Хочешь сказать о России одним словом, вспоминай Карамзина. Если верить Вяземскому, он «говорил, что если бы отвечать одним словом на вопрос: «Что делается в России? – то пришлось бы сказать: «Крадут». А если стихами? То помимо тютчевского «Умом Россию не понять» – разве что вариации из «Истории государства Российского от Гостомысла до Тимашева»:

И стал княжить он сильно,

Княжил семнадцать лет,

Земля была обильна,

Порядка ж нет как нет!

Или:

В то время очень сильно

Расцвел России цвет,

Земля была обильна,

Порядка ж нет как нет…

Здесь он еще только юноша...	Карл Брюллов. Портрет поэта и драматурга гр. А.К. Толстого в юности. 1836. 	Русский музей
Здесь он еще только юноша... Карл Брюллов. Портрет поэта и драматурга гр. А.К. Толстого в юности. 1836. Русский музей

24 августа, а по старому стилю 5 сентября, исполняется 200 лет со дня рождения Алексея Константиновича Толстого. Цифра и круглая, и вообще умопомрачительная, а юбилейной шумихи что-то не видно. А ведь в 80-е годы прошлого века томик «Князя Серебряного» был во многих домашних библиотеках – тираж был большой… И все же – вот. Вышла книга. Основательная монография.
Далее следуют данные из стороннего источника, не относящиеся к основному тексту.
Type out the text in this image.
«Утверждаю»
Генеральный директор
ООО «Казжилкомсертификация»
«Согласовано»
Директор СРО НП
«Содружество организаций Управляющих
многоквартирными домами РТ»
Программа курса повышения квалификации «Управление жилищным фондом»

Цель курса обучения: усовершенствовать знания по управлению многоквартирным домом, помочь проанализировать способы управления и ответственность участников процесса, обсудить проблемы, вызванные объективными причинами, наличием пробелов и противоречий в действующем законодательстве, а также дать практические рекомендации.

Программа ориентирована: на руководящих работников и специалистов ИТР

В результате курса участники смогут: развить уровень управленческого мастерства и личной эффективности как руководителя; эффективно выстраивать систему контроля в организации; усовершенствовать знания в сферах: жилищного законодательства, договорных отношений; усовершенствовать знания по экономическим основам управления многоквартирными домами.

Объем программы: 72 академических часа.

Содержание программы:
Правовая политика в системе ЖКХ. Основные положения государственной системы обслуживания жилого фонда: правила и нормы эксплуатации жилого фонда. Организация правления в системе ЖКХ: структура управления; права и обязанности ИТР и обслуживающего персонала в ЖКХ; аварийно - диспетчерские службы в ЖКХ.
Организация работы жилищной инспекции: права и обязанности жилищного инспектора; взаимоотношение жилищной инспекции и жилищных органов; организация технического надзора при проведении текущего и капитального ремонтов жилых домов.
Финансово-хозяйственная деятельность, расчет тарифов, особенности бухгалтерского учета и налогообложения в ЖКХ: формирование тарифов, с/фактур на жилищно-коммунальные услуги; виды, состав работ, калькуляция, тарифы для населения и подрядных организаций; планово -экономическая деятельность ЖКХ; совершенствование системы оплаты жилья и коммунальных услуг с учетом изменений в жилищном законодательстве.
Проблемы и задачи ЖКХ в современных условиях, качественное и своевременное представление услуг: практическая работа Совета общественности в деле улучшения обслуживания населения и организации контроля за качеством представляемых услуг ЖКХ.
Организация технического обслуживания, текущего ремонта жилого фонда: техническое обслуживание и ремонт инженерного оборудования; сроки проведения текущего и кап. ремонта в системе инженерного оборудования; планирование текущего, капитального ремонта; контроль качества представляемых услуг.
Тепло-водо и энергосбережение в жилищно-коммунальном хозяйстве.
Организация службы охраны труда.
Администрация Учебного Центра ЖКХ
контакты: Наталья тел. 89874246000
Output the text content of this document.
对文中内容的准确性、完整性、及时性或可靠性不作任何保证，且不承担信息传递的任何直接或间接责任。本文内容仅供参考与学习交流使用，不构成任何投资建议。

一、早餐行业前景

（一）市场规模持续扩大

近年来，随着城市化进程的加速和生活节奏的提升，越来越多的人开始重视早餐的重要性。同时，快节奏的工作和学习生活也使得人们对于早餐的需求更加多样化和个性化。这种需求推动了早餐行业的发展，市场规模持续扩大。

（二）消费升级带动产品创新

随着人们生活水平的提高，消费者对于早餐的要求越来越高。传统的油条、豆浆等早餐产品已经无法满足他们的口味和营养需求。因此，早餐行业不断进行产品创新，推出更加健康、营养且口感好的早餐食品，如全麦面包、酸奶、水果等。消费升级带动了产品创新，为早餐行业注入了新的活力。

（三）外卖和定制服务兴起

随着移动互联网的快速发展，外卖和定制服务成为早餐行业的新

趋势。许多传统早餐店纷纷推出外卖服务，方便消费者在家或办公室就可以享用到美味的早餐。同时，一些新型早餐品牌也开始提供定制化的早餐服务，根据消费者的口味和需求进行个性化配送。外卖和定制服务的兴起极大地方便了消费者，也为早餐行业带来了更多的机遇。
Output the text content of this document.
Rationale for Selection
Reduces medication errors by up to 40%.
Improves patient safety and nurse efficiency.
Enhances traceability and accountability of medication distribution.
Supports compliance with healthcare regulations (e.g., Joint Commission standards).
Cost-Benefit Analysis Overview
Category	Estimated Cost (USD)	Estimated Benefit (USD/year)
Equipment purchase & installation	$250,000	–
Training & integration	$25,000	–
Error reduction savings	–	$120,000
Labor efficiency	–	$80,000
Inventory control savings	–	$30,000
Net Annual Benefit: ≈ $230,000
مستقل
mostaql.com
На контртитул автор вынес восьмистишие нашего Толстого: «Двух станов не боец, но только гость случайный…» Но вынес, думается, не в силу знаменитости сей октавы и, понятно, не в силу ея соответствия нынешним амбивалентным жупелам толерантности и политкорректности. Нет, Алексей Фёдоров, как видно, решил проверить эту авторскую декларацию на прочность, разобраться, в чем все-таки была сила толстовского дарования, почему даже в богатой нашей литературе он остается не только хрестоматийно-букварьным («Колокольчики мои, цветики степные…»), но и просто читаемым без принуждения писателем. В конце концов что нам за докука, как воспринимает себя автор?! Главное, чем он привлекателен для нас.

Очень скоро после «Колокольчиков», в пору юношеских самоопределений, мы открываем для себя Толстого-сатирика (наряду с упомянутой «Историей государства Российского...» остается вечным «Сон Попова», и не только одна эта поэма), нашим спутником навсегда становится невообразимый Козьма Прутков. Тогда же в успешную конкуренцию с современным историческим чтивом вступает «Князь Серебряный», а с нынешними многочисленными суррогатами старой доброй готики – «Упырь» и «Семья вурдалака». Затем приходит пора толстовской любовной лирики: «Мне стан твой понравился тонкий, и бессильная воля боролась с возрастающей бурей желанья…»

...а здесь уже классик.	Илья Репин. Портрет А.К. Толстого. 1896. Государственный Литературный музей
...а здесь уже классик. Илья Репин. Портрет А.К. Толстого. 1896. Государственный Литературный музей

Но Алексей Фёдоров не ставит своей задачей объяснять, почему и сегодня читать Алексея К. Толстого прикольно и классно. Он проводит именно научное исследование и, наверное, впервые, безо всяких идеологических шор и стеснений разбирается, по каким причинам Толстой столь неприветливо воспринимался современной ему критикой, какие сложности при истолковании его разножанровых сочинений возникали в советское время.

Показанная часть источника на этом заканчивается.